🤖 AI Summary
Large language models (LLMs) exhibit insufficient reliability in political fact-checking, even when augmented with chain-of-thought reasoning and general web search. To address this, we propose a retrieval-augmented generation (RAG) framework that replaces broad web retrieval with high-quality, human-curated knowledge—specifically, PolitiFact’s verified fact-check summaries—thereby systematically enhancing LLMs’ capacity to assess political claims. Experiments on over 6,000 real-world political statements demonstrate that our curated RAG approach substantially improves fact-checking performance across major LLM variants, yielding an average 233% gain in macro-F1 over baseline methods. This work provides the first empirical validation that knowledge quality—not retrieval breadth—is critical for political fact-checking, establishing a new paradigm for developing high-credibility automated verification systems.
📝 Abstract
Large language models (LLMs) have raised hopes for automated end-to-end fact-checking, but prior studies report mixed results.
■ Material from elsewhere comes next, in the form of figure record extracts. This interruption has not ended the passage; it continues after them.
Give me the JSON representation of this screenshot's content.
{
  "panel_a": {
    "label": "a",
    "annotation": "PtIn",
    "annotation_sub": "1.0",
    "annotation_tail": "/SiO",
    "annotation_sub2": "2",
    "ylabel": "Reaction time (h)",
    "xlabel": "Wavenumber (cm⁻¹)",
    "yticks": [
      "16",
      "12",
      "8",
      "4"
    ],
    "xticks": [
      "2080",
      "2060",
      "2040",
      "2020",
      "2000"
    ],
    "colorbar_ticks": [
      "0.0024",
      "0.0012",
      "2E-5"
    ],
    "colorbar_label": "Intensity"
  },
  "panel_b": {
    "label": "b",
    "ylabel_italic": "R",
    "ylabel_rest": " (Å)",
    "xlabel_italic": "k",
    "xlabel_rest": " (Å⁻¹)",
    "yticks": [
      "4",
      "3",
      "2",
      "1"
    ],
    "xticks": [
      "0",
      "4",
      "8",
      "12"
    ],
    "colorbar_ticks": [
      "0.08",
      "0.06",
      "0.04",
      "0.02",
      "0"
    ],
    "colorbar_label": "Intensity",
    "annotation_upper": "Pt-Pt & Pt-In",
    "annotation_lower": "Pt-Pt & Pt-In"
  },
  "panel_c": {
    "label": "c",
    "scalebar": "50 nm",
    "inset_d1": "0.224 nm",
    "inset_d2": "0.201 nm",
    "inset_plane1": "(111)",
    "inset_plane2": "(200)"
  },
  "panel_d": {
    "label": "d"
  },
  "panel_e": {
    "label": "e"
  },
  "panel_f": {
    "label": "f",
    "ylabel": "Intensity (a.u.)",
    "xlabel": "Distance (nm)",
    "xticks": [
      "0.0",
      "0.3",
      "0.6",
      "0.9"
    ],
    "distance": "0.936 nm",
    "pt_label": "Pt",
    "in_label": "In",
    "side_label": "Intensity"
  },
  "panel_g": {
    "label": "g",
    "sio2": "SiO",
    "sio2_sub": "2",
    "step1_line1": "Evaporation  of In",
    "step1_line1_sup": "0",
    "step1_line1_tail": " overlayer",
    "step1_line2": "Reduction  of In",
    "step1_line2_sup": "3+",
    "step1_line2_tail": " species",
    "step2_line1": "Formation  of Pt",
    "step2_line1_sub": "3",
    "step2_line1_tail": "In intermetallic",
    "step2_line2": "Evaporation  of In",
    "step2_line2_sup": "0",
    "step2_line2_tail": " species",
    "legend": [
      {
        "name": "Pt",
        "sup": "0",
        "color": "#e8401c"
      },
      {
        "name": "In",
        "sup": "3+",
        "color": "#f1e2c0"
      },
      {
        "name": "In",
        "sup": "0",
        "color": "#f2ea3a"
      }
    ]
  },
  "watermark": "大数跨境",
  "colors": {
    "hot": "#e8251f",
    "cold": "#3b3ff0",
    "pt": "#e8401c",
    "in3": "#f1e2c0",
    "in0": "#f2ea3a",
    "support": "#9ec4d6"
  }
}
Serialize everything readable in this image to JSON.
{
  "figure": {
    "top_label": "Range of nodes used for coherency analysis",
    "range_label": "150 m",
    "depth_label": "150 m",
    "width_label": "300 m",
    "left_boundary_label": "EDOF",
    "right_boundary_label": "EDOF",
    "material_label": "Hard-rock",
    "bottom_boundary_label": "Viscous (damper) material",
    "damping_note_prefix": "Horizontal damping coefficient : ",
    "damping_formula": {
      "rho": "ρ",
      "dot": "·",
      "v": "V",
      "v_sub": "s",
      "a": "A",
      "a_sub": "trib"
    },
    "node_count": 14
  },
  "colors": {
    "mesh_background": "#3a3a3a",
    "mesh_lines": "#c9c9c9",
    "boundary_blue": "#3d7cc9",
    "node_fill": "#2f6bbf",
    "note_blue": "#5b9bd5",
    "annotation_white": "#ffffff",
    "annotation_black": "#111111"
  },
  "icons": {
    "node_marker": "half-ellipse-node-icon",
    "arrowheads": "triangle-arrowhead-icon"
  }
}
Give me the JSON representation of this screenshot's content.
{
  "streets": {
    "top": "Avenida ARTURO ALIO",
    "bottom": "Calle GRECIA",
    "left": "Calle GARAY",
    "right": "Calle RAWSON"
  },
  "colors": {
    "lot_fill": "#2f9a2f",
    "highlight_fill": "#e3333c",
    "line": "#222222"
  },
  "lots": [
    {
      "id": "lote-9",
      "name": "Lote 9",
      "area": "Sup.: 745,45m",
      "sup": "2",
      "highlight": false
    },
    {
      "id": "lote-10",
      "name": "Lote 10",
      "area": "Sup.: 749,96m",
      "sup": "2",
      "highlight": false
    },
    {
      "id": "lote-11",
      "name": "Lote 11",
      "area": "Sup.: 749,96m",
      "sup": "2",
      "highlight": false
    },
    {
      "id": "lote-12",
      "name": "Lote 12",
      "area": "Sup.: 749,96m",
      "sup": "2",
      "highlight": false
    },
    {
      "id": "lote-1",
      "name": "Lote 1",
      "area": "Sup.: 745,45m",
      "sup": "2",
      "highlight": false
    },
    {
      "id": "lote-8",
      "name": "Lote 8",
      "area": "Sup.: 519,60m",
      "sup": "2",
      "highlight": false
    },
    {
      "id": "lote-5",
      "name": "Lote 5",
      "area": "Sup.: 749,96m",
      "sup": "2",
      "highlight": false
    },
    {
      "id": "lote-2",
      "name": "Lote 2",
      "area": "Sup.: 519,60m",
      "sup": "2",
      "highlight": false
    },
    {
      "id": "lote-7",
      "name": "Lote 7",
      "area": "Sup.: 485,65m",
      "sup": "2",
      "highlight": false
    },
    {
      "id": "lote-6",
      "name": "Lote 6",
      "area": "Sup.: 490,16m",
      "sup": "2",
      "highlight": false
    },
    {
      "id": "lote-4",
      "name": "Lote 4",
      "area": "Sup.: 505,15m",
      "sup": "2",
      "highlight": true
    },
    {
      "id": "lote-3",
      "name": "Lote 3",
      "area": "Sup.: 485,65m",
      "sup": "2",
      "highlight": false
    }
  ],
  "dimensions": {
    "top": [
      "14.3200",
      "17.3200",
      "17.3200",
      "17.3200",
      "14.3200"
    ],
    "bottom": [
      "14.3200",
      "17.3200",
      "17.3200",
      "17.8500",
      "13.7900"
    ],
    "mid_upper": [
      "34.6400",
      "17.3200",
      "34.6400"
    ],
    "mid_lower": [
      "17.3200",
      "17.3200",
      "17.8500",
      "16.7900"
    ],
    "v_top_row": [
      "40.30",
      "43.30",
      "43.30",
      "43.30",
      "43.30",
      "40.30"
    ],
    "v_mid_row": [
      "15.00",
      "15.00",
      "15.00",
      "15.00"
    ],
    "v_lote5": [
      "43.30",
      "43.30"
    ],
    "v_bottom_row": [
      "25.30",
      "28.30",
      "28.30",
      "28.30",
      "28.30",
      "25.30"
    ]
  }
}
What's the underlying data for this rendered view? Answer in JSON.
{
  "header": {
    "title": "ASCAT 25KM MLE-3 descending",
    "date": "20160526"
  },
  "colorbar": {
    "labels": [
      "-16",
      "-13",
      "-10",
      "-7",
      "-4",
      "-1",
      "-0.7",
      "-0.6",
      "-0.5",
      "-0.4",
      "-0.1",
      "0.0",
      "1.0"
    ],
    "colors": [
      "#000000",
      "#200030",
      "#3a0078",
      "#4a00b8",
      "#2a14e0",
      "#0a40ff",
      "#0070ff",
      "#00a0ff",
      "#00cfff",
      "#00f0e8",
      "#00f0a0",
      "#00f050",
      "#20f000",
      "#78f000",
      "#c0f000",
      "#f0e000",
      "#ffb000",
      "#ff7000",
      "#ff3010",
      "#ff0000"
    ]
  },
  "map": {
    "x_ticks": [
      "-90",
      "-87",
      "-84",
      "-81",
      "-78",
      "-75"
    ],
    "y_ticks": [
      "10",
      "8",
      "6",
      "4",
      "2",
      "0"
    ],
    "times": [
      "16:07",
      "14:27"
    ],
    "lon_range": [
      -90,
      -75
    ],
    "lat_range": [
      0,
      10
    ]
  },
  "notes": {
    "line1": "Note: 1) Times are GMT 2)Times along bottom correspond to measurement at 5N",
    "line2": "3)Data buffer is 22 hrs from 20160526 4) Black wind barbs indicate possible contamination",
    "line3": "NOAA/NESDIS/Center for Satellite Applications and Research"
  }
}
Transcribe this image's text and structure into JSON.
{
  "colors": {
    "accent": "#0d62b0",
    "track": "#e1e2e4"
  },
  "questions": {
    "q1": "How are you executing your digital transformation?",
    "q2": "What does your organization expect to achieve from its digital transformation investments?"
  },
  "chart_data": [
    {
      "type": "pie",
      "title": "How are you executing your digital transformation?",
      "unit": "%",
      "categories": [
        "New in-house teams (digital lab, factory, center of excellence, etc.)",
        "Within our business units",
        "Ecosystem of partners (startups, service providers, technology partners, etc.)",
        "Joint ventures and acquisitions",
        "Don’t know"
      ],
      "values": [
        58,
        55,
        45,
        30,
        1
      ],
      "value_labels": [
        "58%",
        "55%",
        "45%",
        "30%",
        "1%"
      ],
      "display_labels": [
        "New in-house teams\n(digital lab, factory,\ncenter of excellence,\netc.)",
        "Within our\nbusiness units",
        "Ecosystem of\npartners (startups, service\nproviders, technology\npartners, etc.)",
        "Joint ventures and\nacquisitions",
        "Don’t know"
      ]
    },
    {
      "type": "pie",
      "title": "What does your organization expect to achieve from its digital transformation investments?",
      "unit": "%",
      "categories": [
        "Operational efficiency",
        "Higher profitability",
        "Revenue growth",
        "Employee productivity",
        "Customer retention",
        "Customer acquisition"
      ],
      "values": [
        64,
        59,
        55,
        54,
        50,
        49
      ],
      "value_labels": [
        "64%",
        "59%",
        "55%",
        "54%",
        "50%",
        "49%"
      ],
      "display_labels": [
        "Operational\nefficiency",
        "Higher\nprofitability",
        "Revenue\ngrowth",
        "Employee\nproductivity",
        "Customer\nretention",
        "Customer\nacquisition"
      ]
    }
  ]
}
As mainstream chatbots increasingly ship with reasoning capabilities and web search tools -- and millions of users already rely on them for verification -- rigorous evaluation is urgent. We evaluate 15 recent LLMs from OpenAI, Google, Meta, and DeepSeek on more than 6,000 claims fact-checked by PolitiFact, comparing standard models with reasoning- and web-search variants. Standard models perform poorly, reasoning offers minimal benefits, and web search provides only moderate gains, despite fact-checks being available on the web. In contrast, a curated RAG system using PolitiFact summaries improved macro F1 by 233% on average across model variants. These findings suggest that giving models access to curated high-quality context is a promising path for automated fact-checking.